Picture-perfect moments abounded during Monday's presidential inauguration celebrations, but it's a certain type of photo that still has us geeking out days later: the gigapixel panorama. Below is a screen capture from just one part of Washington Post photographer Toni Sandys's GigaPan image of President Obama's inaugural address, which is comprised of 305 hi-res photos taken over a 13-minute period and packed with billions of pixels.
Not only is the image an HD panorama of the event, but it's also interactive. As you pan and zoom in on parts of the photo, those little specks of people come into focus and can be tagged with Facebook handles. The yellow markers are what readers have marked, while the blue are VIPs verified by the newspaper.

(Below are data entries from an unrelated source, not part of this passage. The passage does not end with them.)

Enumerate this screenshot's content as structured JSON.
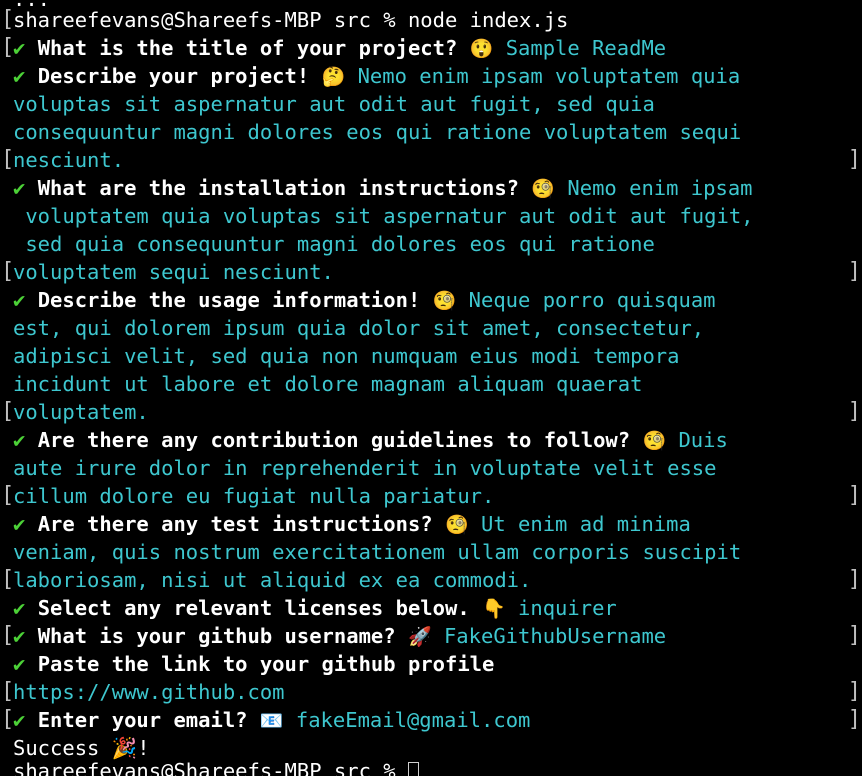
{
  "terminal": {
    "top_partial_line": "...",
    "command_line": "shareefevans@Shareefs-MBP src % node index.js",
    "success_line": "Success 🎉!",
    "bottom_prompt": "shareefevans@Shareefs-MBP src % "
  },
  "questions": [
    {
      "check": "✔",
      "question": "What is the title of your project?",
      "emoji": "😲",
      "answer": "Sample ReadMe"
    },
    {
      "check": "✔",
      "question": "Describe your project!",
      "emoji": "🤔",
      "answer_lines": [
        "Nemo enim ipsam voluptatem quia",
        "voluptas sit aspernatur aut odit aut fugit, sed quia",
        "consequuntur magni dolores eos qui ratione voluptatem sequi",
        "nesciunt."
      ]
    },
    {
      "check": "✔",
      "question": "What are the installation instructions?",
      "emoji": "🧐",
      "answer_lines": [
        "Nemo enim ipsam",
        " voluptatem quia voluptas sit aspernatur aut odit aut fugit,",
        " sed quia consequuntur magni dolores eos qui ratione",
        "voluptatem sequi nesciunt."
      ]
    },
    {
      "check": "✔",
      "question": "Describe the usage information!",
      "emoji": "🧐",
      "answer_lines": [
        "Neque porro quisquam",
        "est, qui dolorem ipsum quia dolor sit amet, consectetur,",
        "adipisci velit, sed quia non numquam eius modi tempora",
        "incidunt ut labore et dolore magnam aliquam quaerat",
        "voluptatem."
      ]
    },
    {
      "check": "✔",
      "question": "Are there any contribution guidelines to follow?",
      "emoji": "🧐",
      "answer_lines": [
        "Duis",
        "aute irure dolor in reprehenderit in voluptate velit esse",
        "cillum dolore eu fugiat nulla pariatur."
      ]
    },
    {
      "check": "✔",
      "question": "Are there any test instructions?",
      "emoji": "🧐",
      "answer_lines": [
        "Ut enim ad minima",
        "veniam, quis nostrum exercitationem ullam corporis suscipit",
        "laboriosam, nisi ut aliquid ex ea commodi."
      ]
    },
    {
      "check": "✔",
      "question": "Select any relevant licenses below.",
      "emoji": "👇",
      "answer": "inquirer"
    },
    {
      "check": "✔",
      "question": "What is your github username?",
      "emoji": "🚀",
      "answer": "FakeGithubUsername"
    },
    {
      "check": "✔",
      "question": "Paste the link to your github profile",
      "answer_lines": [
        "https://www.github.com"
      ]
    },
    {
      "check": "✔",
      "question": "Enter your email?",
      "emoji": "📧",
      "answer": "fakeEmail@gmail.com"
    }
  ],
  "colors": {
    "background": "#000000",
    "foreground": "#ffffff",
    "check": "#4cd137",
    "answer": "#3ec7cf"
  }
}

The GigaPan photo is nothing new — it was also seen at the president's 2009 inauguration. What is new, though, is the amount of gigapixel photos that have been produced in the last four years; there are currently over 95,000 GigaPans that have been uploaded to the company's online community.

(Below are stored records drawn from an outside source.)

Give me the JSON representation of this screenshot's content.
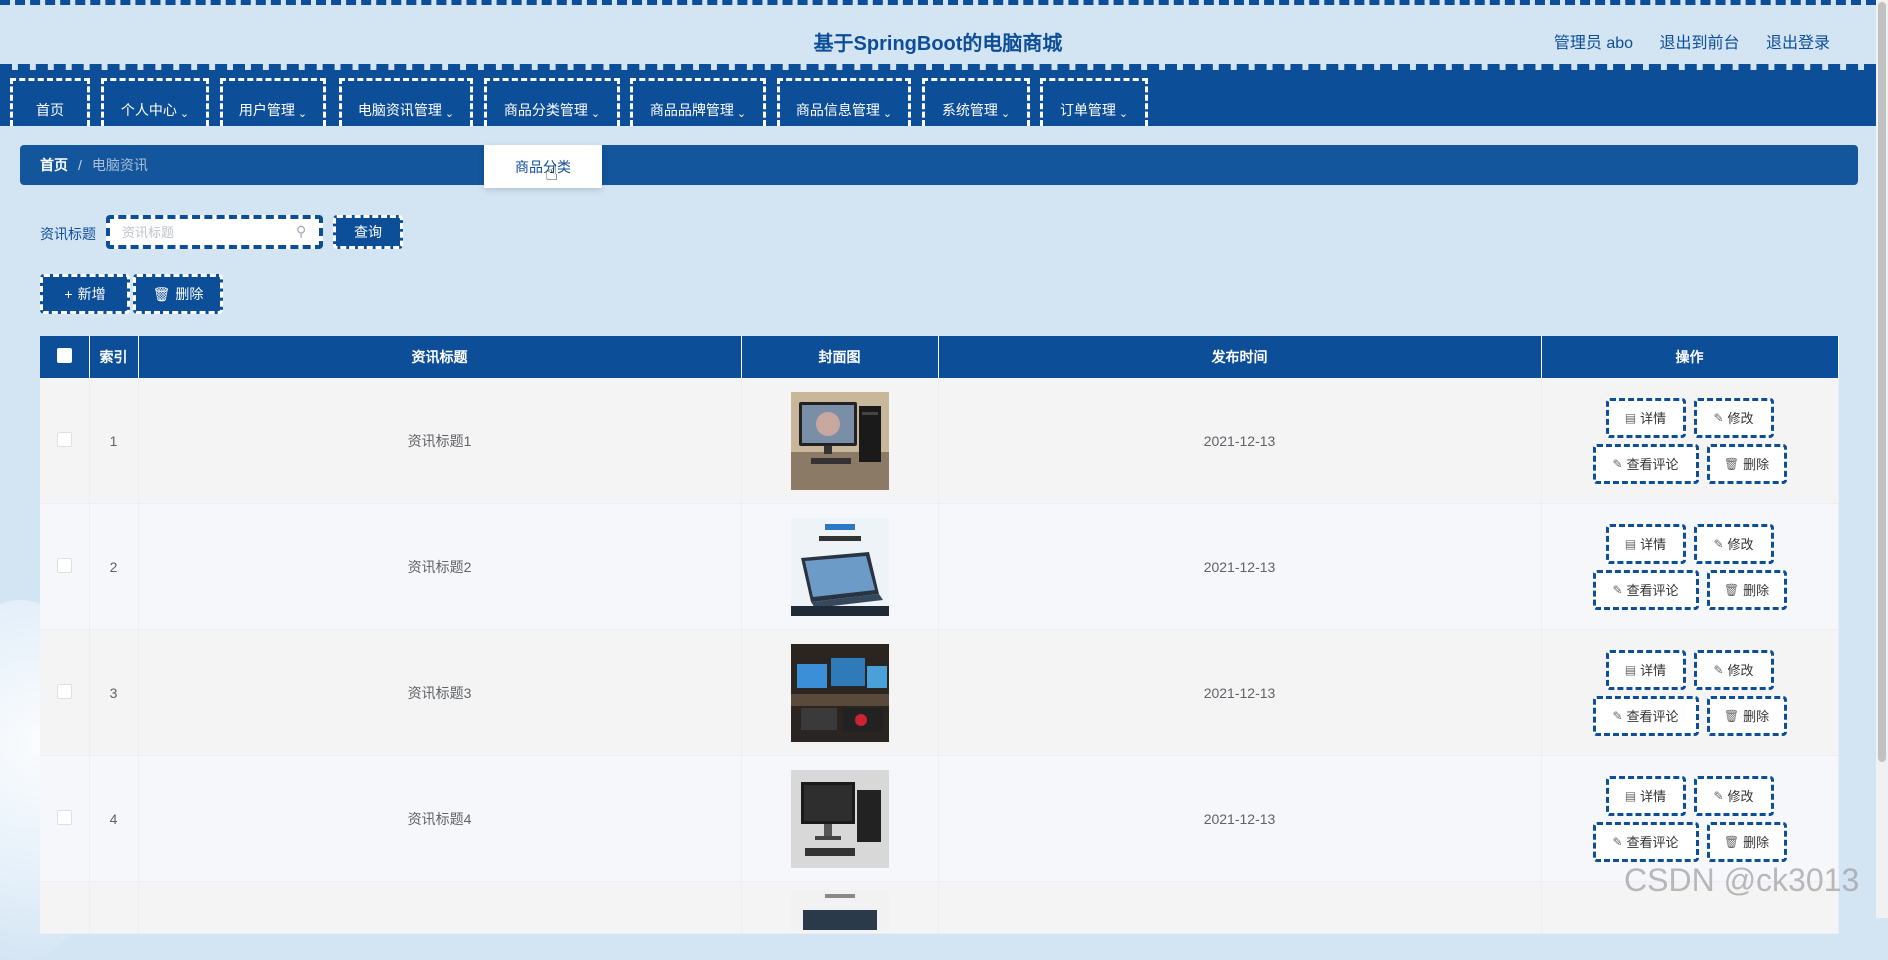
{
  "header": {
    "title": "基于SpringBoot的电脑商城",
    "user_label": "管理员 abo",
    "exit_front": "退出到前台",
    "logout": "退出登录"
  },
  "nav": {
    "items": [
      {
        "label": "首页",
        "has_menu": false
      },
      {
        "label": "个人中心",
        "has_menu": true
      },
      {
        "label": "用户管理",
        "has_menu": true
      },
      {
        "label": "电脑资讯管理",
        "has_menu": true
      },
      {
        "label": "商品分类管理",
        "has_menu": true
      },
      {
        "label": "商品品牌管理",
        "has_menu": true
      },
      {
        "label": "商品信息管理",
        "has_menu": true
      },
      {
        "label": "系统管理",
        "has_menu": true
      },
      {
        "label": "订单管理",
        "has_menu": true
      }
    ],
    "open_dropdown_item": "商品分类"
  },
  "breadcrumb": {
    "home": "首页",
    "separator": "/",
    "current": "电脑资讯"
  },
  "search": {
    "label": "资讯标题",
    "placeholder": "资讯标题",
    "query_button": "查询"
  },
  "actions": {
    "add": "新增",
    "delete": "删除"
  },
  "table": {
    "columns": [
      "索引",
      "资讯标题",
      "封面图",
      "发布时间",
      "操作"
    ],
    "rows": [
      {
        "index": "1",
        "title": "资讯标题1",
        "cover": "desktop-pc-photo",
        "date": "2021-12-13"
      },
      {
        "index": "2",
        "title": "资讯标题2",
        "cover": "surface-tablet-ad",
        "date": "2021-12-13"
      },
      {
        "index": "3",
        "title": "资讯标题3",
        "cover": "gaming-setup-photo",
        "date": "2021-12-13"
      },
      {
        "index": "4",
        "title": "资讯标题4",
        "cover": "office-pc-photo",
        "date": "2021-12-13"
      }
    ],
    "row_actions": {
      "detail": "详情",
      "edit": "修改",
      "comments": "查看评论",
      "delete": "删除"
    }
  },
  "watermark": "CSDN @ck3013",
  "colors": {
    "primary": "#0d4e98",
    "background": "#d3e4f3",
    "breadcrumb_bg": "#13569c"
  }
}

So how is a GigaPan image made? The company started in 2008 as the commercial offshoot of a research team made up of scientists from Carnegie Mellon and NASA. Based on technology used on the Spirit and Opportunity rovers — you know, for imaging the surface of Mars — GigaPan has since become available to everyday consumers as an add-on for most DSLR cameras.
Keep reading to find out where to buy a GigaPan device.

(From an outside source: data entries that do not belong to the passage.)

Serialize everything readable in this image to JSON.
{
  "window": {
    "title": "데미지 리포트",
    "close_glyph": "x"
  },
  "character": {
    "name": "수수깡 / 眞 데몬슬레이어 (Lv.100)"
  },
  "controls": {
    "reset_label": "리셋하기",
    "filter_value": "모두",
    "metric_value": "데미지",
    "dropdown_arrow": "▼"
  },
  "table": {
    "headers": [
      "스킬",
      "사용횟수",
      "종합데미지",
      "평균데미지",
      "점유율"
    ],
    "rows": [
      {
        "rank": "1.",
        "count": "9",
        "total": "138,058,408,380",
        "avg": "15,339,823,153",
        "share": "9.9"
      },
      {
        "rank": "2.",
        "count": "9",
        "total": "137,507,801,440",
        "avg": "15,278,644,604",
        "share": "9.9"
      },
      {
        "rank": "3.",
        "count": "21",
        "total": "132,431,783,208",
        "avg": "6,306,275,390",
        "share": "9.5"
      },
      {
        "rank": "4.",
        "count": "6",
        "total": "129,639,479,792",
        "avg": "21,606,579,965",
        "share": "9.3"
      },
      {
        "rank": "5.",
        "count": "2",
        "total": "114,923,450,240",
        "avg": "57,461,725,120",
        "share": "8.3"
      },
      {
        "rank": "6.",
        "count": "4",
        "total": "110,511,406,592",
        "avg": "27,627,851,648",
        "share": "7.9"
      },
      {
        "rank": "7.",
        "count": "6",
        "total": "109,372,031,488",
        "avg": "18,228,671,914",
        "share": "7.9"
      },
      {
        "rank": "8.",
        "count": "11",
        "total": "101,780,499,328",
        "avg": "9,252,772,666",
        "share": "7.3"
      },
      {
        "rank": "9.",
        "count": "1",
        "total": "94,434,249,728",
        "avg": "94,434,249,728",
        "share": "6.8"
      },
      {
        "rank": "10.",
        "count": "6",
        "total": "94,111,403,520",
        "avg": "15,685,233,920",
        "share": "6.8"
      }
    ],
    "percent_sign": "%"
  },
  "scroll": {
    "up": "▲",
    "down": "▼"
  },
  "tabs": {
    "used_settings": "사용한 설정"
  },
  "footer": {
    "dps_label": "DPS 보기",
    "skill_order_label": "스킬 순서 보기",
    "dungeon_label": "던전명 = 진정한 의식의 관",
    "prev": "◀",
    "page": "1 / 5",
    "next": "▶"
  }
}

Available in three models, the GigaPan Epic ($299), the GigaPan Epic 100 ($449), and the GigaPan Epic Pro ($895) are compatible with most compact digital cameras (the website has a handy chart that will tell you exactly which model to use with your camera). Then, once the camera is attached to the Epic's base, the technology takes over and decides how many hundreds (or thousands!) of images need to be taken to get that interactive gigapixel final product. The Epic's robotic arm clicks away on the picture to capture all those images, and the included software later stitches the pictures together.
What do you think of this NASA technology-turned-everyday photo accessory? Are you intrigued to use a GigaPan attachment?